I grew up with two hymns that gain meaning for me by the year. The first says, “Build your hopes on things eternal. Hold to God’s unchanging hand.” The second insists, “Only what you do for Christ will last.” Both summarize John’s wisdom. A life spent on passing fancies is a life wasted. In its extreme, it becomes a life without and unable to give love. It’s a fickle existence absent of God’s sustaining presence and the pleasures we reap by pleasing God.

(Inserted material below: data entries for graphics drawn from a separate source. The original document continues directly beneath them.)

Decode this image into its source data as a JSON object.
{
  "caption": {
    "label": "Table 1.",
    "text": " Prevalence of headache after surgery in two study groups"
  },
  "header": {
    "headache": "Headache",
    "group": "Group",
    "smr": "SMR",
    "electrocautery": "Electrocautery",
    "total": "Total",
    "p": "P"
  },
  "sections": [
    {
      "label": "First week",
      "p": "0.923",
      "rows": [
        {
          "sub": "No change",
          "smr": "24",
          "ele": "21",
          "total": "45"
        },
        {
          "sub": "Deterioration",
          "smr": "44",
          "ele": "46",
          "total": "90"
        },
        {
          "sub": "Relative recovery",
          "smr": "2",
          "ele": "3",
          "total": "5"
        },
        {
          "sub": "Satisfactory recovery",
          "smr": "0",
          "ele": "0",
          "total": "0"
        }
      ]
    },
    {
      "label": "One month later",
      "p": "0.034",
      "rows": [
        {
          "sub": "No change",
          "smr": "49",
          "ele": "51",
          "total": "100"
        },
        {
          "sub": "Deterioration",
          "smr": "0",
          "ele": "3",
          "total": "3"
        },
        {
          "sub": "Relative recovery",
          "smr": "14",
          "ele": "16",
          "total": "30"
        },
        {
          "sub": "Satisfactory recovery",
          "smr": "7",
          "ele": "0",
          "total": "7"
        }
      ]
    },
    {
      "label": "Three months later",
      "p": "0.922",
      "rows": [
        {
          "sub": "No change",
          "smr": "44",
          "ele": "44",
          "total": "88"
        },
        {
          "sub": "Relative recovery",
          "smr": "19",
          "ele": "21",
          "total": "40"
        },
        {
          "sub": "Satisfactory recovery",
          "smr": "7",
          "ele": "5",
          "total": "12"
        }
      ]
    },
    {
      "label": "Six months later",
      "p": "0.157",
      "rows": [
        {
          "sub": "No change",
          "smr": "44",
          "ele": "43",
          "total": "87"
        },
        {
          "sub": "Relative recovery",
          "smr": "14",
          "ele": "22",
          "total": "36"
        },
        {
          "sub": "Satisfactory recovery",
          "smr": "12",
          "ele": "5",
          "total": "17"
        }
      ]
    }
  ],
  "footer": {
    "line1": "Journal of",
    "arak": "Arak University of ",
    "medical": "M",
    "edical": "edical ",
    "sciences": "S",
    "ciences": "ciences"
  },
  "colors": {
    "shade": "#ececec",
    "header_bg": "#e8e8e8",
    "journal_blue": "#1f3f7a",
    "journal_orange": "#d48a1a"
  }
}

As we ponder John’s message, suppose we use the New Year’s resolution in a way that surpasses breaking habits or adjusting attitudes. Suppose we resolve to evaluate everything we do for its lasting value. Passing fancies can be fun and harmless, provided we’re aware of how little they provide. They’re too flimsy to build on. What we accomplish by acting upon them isn’t guaranteed to last. They’re not worth much time and energy. We build our hopes on things eternal. We love as Christ commands us, because love lasts. The world and its desires pass away, but whoever does the will of God lives forever.
Basing our lives on passing fancies is like proverbial sandcastle building. What we do won’t last.